SRINAGAR: The civil society actors in Kashmir remained aloof as relatives, second-rung separatist leaders and some university students reiterated their struggle to seek justice for the alleged rape and subsequent murder to Neelofar Shakeel and her sis-in-law Asiya.
The incident that occurred in the intervening night of 29 and 30 May in 2009, had rocked the Valley with Shopian district shutting business for 48 days. It was during this turmoil that the Chief Minister Omar Abdullah said he had learnt his life’s important lesson.
Witnesses said the family members of Asiya and Neelogar staged a sit-in near the Zawoora Bridge on the banks of a shallow stream, Rambira Nallah in Shopian. The two women had gone missing from the same area on May 29, 2009. Their bodies were later recovered from the Nallah on May 30, 2009.
Locals in Shopian allege that the two women were kidnapped and the abductors later raped them before killing both in cold blood. The allegation was denied by probe conducted by India’s premier investigating agency Central Bureau of Investigation, saying the women had died due to drowning.
The husband of Neelofar and brother of Asia, Shakeel Ahmad Ahangar, his father in law, brothers and close relatives including children were among a handful of people who gathered near Rambiara and staged a sit-in. They were holding placards that read slogans like Shopian tragedy: Conclusion .! outcome of illegal occupation.
APDP chairperson, Parvena Ahangar, Yasmeen Raja and Mukhtar Ahmad Waza from Hurriyat M also joined the sit in.
However, the Shopian Majlis-e-Mashawrat (SMM) members skipped the sit in. SMM spearheaded the agitation in 2009.
Hurriyat G has called a shutdown in district Shopian on May 30 to commemorate the fifth death anniversary of Asia and Neelofar.
Meanwhile a large gathering of students in Kashmir University staged a demonstration outside Iqbal Library on Thursday and paid homage to Asia and Neelofar on their fifth death anniversary.

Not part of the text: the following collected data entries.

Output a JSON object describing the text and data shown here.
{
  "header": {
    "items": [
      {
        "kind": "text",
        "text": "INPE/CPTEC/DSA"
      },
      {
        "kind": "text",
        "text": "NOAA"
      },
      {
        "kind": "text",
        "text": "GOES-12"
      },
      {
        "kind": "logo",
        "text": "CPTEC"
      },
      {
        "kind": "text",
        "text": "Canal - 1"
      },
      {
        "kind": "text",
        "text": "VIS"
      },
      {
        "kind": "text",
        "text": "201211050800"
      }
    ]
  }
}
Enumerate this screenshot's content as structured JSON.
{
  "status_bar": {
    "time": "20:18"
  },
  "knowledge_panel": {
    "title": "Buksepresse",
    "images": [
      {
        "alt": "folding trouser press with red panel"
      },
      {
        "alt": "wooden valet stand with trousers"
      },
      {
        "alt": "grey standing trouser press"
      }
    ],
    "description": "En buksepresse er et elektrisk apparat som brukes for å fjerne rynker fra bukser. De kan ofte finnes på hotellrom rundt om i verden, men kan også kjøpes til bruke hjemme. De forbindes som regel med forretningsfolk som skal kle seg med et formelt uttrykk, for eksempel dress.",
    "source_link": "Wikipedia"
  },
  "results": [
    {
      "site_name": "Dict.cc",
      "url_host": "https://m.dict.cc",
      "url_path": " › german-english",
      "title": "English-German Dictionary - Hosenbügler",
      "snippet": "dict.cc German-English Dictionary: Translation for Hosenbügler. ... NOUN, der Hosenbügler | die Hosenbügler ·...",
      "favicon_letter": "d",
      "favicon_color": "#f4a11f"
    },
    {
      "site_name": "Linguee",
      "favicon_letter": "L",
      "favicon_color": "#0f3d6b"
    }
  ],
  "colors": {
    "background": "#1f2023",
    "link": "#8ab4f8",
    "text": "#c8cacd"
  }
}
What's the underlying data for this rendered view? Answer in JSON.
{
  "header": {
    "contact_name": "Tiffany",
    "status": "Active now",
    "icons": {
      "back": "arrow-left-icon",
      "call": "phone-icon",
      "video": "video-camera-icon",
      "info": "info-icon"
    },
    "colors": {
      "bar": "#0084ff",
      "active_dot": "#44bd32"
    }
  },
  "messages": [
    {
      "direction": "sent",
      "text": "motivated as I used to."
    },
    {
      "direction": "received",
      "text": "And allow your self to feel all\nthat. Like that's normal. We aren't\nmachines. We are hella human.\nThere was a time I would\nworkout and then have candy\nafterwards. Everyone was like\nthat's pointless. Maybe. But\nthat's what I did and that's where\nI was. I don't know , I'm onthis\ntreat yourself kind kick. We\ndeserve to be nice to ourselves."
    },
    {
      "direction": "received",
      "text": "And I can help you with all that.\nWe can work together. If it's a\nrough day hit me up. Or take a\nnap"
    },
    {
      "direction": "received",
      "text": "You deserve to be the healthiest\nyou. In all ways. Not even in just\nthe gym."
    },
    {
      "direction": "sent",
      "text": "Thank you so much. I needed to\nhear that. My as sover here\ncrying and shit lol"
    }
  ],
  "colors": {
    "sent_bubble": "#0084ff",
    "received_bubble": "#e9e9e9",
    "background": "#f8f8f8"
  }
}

An emailed statement from the banned Kashmir University Students’ Union, KUSU, said, “Despite the stiff resistance from the university authorities and police, students gathered in large numbers amidst anti-India and pro-freedom sloganeering. Student speakers from various departments spoke about varying perspectives and experiences of the military occupation. They debated and out-rightly rejected occupational mechanizations of controlling the populace of Kashmir in the ambit of probes, inquiries and judicial commissions.”
Some students also read-out their poetry in remembrance of Asiya & Neelofar Jan, the KUSU statement said. The students, including a large number of girls displayed placards reading slogans like War has just begun we will see through it, Forgetting is a luxury and oppressed cannot afford, “Justice is Freedom”.
“Rape is used as a war weapon by India to demoralize us from fighting the indian tyranny and muzzle the voices of Freedom, the statement quoted one of the students as said one.